Following Hegseth’s lead, NATO Secretary General Mark Rutte is now directing a campaign to secure arms purchase commitments. Rutte emphasizes that he is “proud” of the alliance’s ongoing assistance to Ukraine, noting that Russia has “lost 1 million people — dead or seriously wounded.”
Hegseth’s strongarm tactics and fundraising drive showcase the power dynamics that underlie NATO policymaking. In recent years, the organization has portrayed itself as an alliance of democracies confronting unprovoked aggression in Ukraine and China’s meteoric rise.

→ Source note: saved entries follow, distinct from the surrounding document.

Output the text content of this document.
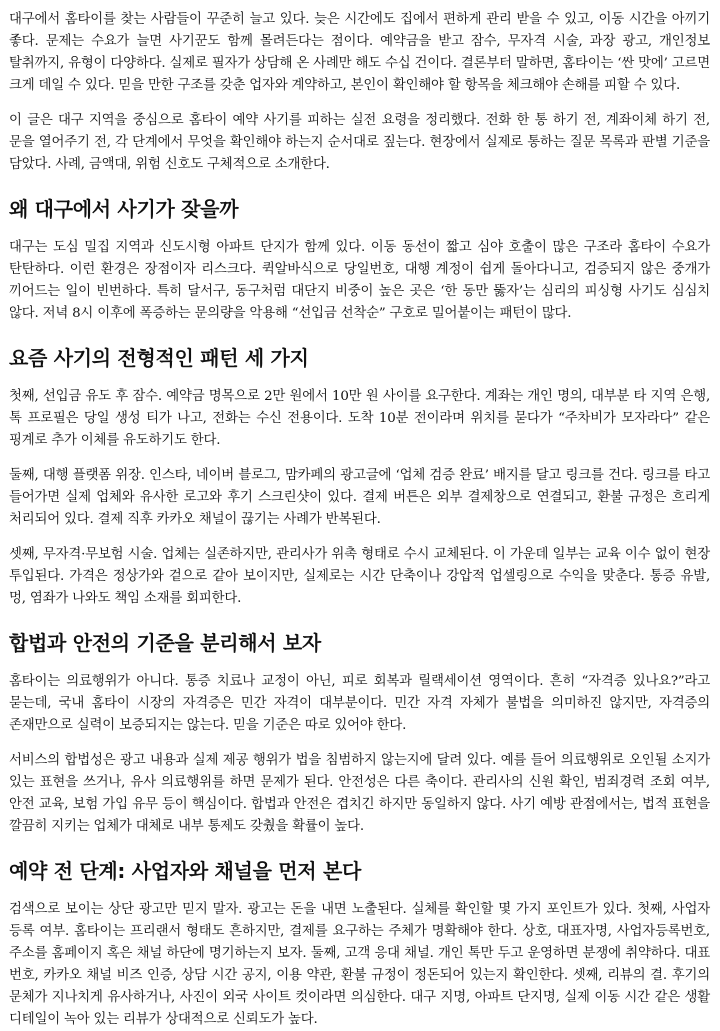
대구에서 홈타이를 찾는 사람들이 꾸준히 늘고 있다. 늦은 시간에도 집에서 편하게 관리 받을 수 있고, 이동 시간을 아끼기 좋다. 문제는 수요가 늘면 사기꾼도 함께 몰려든다는 점이다. 예약금을 받고 잠수, 무자격 시술, 과장 광고, 개인정보 탈취까지, 유형이 다양하다. 실제로 필자가 상담해 온 사례만 해도 수십 건이다. 결론부터 말하면, 홈타이는 ‘싼 맛에’ 고르면 크게 데일 수 있다. 믿을 만한 구조를 갖춘 업자와 계약하고, 본인이 확인해야 할 항목을 체크해야 손해를 피할 수 있다.

이 글은 대구 지역을 중심으로 홈타이 예약 사기를 피하는 실전 요령을 정리했다. 전화 한 통 하기 전, 계좌이체 하기 전, 문을 열어주기 전, 각 단계에서 무엇을 확인해야 하는지 순서대로 짚는다. 현장에서 실제로 통하는 질문 목록과 판별 기준을 담았다. 사례, 금액대, 위험 신호도 구체적으로 소개한다.

왜 대구에서 사기가 잦을까

대구는 도심 밀집 지역과 신도시형 아파트 단지가 함께 있다. 이동 동선이 짧고 심야 호출이 많은 구조라 홈타이 수요가 탄탄하다. 이런 환경은 장점이자 리스크다. 퀵알바식으로 당일번호, 대행 계정이 쉽게 돌아다니고, 검증되지 않은 중개가 끼어드는 일이 빈번하다. 특히 달서구, 동구처럼 대단지 비중이 높은 곳은 ‘한 동만 뚫자’는 심리의 피싱형 사기도 심심치 않다. 저녁 8시 이후에 폭증하는 문의량을 악용해 “선입금 선착순” 구호로 밀어붙이는 패턴이 많다.

요즘 사기의 전형적인 패턴 세 가지

첫째, 선입금 유도 후 잠수. 예약금 명목으로 2만 원에서 10만 원 사이를 요구한다. 계좌는 개인 명의, 대부분 타 지역 은행, 톡 프로필은 당일 생성 티가 나고, 전화는 수신 전용이다. 도착 10분 전이라며 위치를 묻다가 “주차비가 모자라다” 같은 핑계로 추가 이체를 유도하기도 한다.

둘째, 대행 플랫폼 위장. 인스타, 네이버 블로그, 맘카페의 광고글에 ‘업체 검증 완료’ 배지를 달고 링크를 건다. 링크를 타고 들어가면 실제 업체와 유사한 로고와 후기 스크린샷이 있다. 결제 버튼은 외부 결제창으로 연결되고, 환불 규정은 흐리게 처리되어 있다. 결제 직후 카카오 채널이 끊기는 사례가 반복된다.

셋째, 무자격·무보험 시술. 업체는 실존하지만, 관리사가 위촉 형태로 수시 교체된다. 이 가운데 일부는 교육 이수 없이 현장 투입된다. 가격은 정상가와 겉으로 같아 보이지만, 실제로는 시간 단축이나 강압적 업셀링으로 수익을 맞춘다. 통증 유발, 멍, 염좌가 나와도 책임 소재를 회피한다.

합법과 안전의 기준을 분리해서 보자

홈타이는 의료행위가 아니다. 통증 치료나 교정이 아닌, 피로 회복과 릴랙세이션 영역이다. 흔히 “자격증 있나요?”라고 묻는데, 국내 홈타이 시장의 자격증은 민간 자격이 대부분이다. 민간 자격 자체가 불법을 의미하진 않지만, 자격증의 존재만으로 실력이 보증되지는 않는다. 믿을 기준은 따로 있어야 한다.

서비스의 합법성은 광고 내용과 실제 제공 행위가 법을 침범하지 않는지에 달려 있다. 예를 들어 의료행위로 오인될 소지가 있는 표현을 쓰거나, 유사 의료행위를 하면 문제가 된다. 안전성은 다른 축이다. 관리사의 신원 확인, 범죄경력 조회 여부, 안전 교육, 보험 가입 유무 등이 핵심이다. 합법과 안전은 겹치긴 하지만 동일하지 않다. 사기 예방 관점에서는, 법적 표현을 깔끔히 지키는 업체가 대체로 내부 통제도 갖췄을 확률이 높다.

예약 전 단계: 사업자와 채널을 먼저 본다

검색으로 보이는 상단 광고만 믿지 말자. 광고는 돈을 내면 노출된다. 실체를 확인할 몇 가지 포인트가 있다. 첫째, 사업자 등록 여부. 홈타이는 프리랜서 형태도 흔하지만, 결제를 요구하는 주체가 명확해야 한다. 상호, 대표자명, 사업자등록번호, 주소를 홈페이지 혹은 채널 하단에 명기하는지 보자. 둘째, 고객 응대 채널. 개인 톡만 두고 운영하면 분쟁에 취약하다. 대표 번호, 카카오 채널 비즈 인증, 상담 시간 공지, 이용 약관, 환불 규정이 정돈되어 있는지 확인한다. 셋째, 리뷰의 결. 후기의 문체가 지나치게 유사하거나, 사진이 외국 사이트 컷이라면 의심한다. 대구 지명, 아파트 단지명, 실제 이동 시간 같은 생활 디테일이 녹아 있는 리뷰가 상대적으로 신뢰도가 높다.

Yet fundamentally, NATO is a U.S.-dominated forum, rather than a symposium of equals — a reality that Rutte’s relentlessly patient handling of the Trump administration makes clear.
Since 1949, members have exploited the alliance to solidify American global leadership, coordinate interventionism, and contain rivals that challenge Western influence. Rather than promote peace, NATO continues to pose one of the greatest threats to international stability by fueling armed conflicts in Ukraine and across the world.
NATO’s Fascists
NATO often portrays itself as a principled alliance of democracies confronting authoritarian rivals. But historically, the organization has collaborated with far-right intellectuals and statesmen, in order to maintain its military-industrial edge and geopolitical power. Following World War II, U.S. officials protected Wernher von Braun and around 1,500 other Nazi scientists from prosecution, while integrating them into the alliance’s scientific establishment. Eventually, the German General Adolf Heusinger, whose men butchered Jews and tossed children into wells, became a senior NATO commander.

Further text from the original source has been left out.